Alexco probed the No. 5 vein with 20 holes totaling 4,440 metres this year, with mixed results. Hole 221 returned 1.4 metres of 570 grams silver, 3.69% lead and 0.59 gram gold, but holes 222 and 224, both drilled within 200 metres of hole 221, failed to intersect mineralization. Alexco summed it up well in saying the “silver mineralization on the No. 5 vein is variable both in terms of grade and continuity.”

But a disappointing result in one area hardly matters because the list of exploration targets at Keno Hill is almost as long as the list of historic mines. Alexco’s only drill tested 16 of the 35 historic producers on its property. And on top of that the potential for new discoveries is high, as evidenced by the discovery of the area known as Flame and Moth: construction workers stumbled upon mineralized veins in the bedrock while doing earthworks ahead of building the Bellekeno mill. Surface samples from the exposed mineralization returned assays up to 1,428 grams silver over 2 metres and drills are now testing the area.

And one mineralized zone is less an exploration target than a mill-ready ore dump: the old Keno Hill tailings facility. In May, following a 283-hole sonic drill program, Alexco defined a resource for the historic tailings totaling 2.49 million indicated tonnes of 119 grams silver, 0.12 gram gold, 0.99% lead and 0.7% zinc.

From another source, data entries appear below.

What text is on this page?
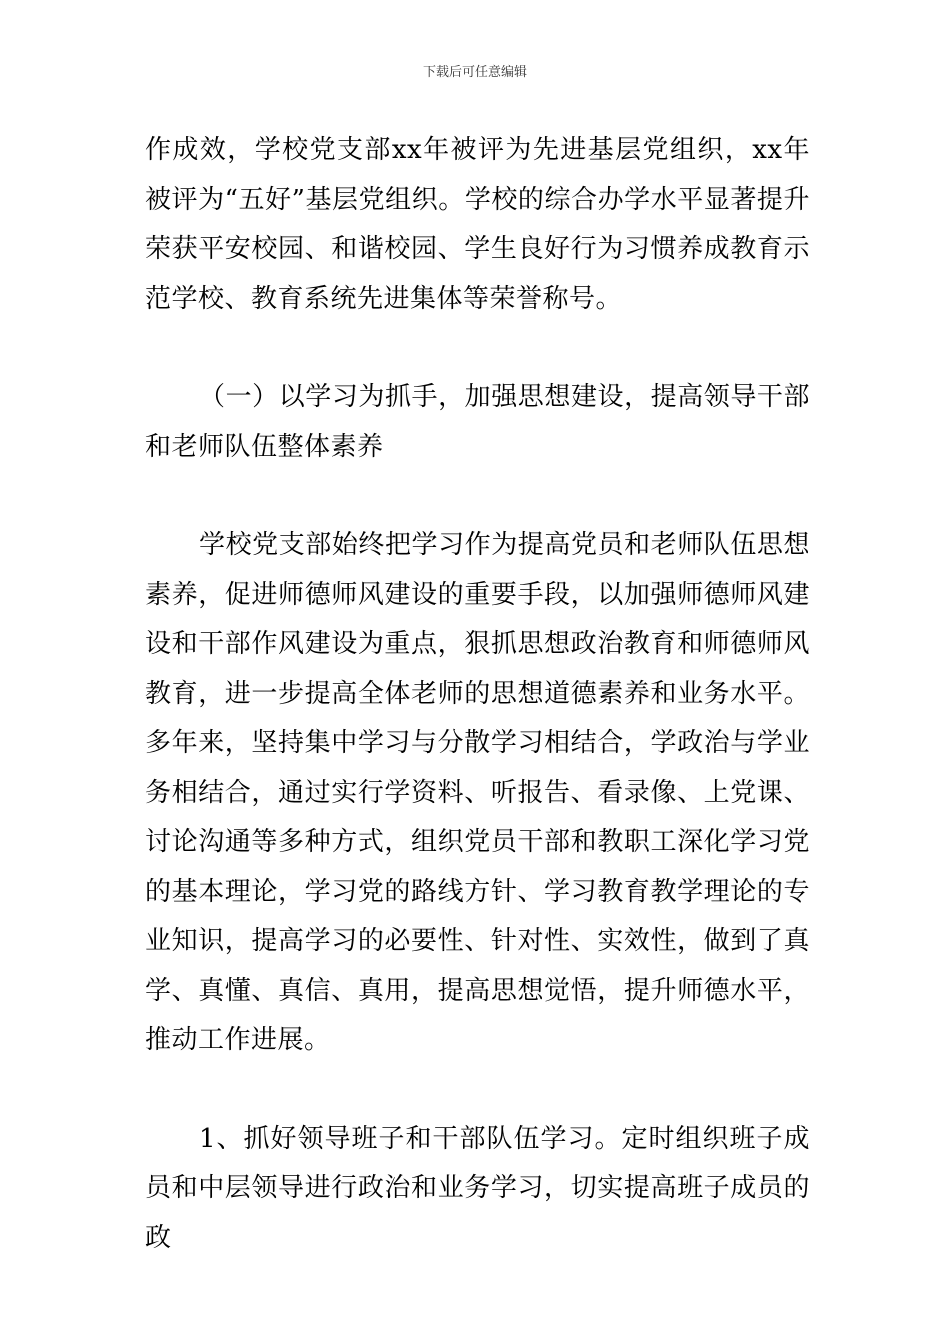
下载后可任意编辑

作成效，学校党支部xx年被评为先进基层党组织，xx年被评为“五好”基层党组织。学校的综合办学水平显著提升荣获平安校园、和谐校园、学生良好行为习惯养成教育示范学校、教育系统先进集体等荣誉称号。

（一）以学习为抓手，加强思想建设，提高领导干部和老师队伍整体素养

学校党支部始终把学习作为提高党员和老师队伍思想素养，促进师德师风建设的重要手段，以加强师德师风建设和干部作风建设为重点，狠抓思想政治教育和师德师风教育，进一步提高全体老师的思想道德素养和业务水平。多年来，坚持集中学习与分散学习相结合，学政治与学业务相结合，通过实行学资料、听报告、看录像、上党课、讨论沟通等多种方式，组织党员干部和教职工深化学习党的基本理论，学习党的路线方针、学习教育教学理论的专业知识，提高学习的必要性、针对性、实效性，做到了真学、真懂、真信、真用，提高思想觉悟，提升师德水平，推动工作进展。

1、抓好领导班子和干部队伍学习。定时组织班子成员和中层领导进行政治和业务学习，切实提高班子成员的政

The tailings are just over 2 metres thick, on average, and sit within a few hundred metres of the new mill. In its original deal for the property, Alexco promised to move the tailings to a new, more secure facility. So now the company is conducting metallurgical testwork on the material to see if it can run the tailings through the flotation facility and recover the contained metals, while fulfilling its promise of reclaiming the area. If so, it would certainly be a win-win situation.

For now, Bellekeno is ramping up to commercial production and drills at Onek, Lucky Queen, and Flame and Moth are proving Keno Hill still has a lot left to give. This is one world-class project that has regained its shine.

The recent Yukon investment craze, which coincided with the start of production at Bellekeno, has treated Alexco’s share price very well. A year ago the company’s shares were trading near $3. During most of 2010, its shares were between $3 and $4 but in August they started to climb, reaching $5 in late September. Then the company announced those stellar results from Onek and its share price shot up again, this time to the $6 range. Alexco has 53 million shares outstanding.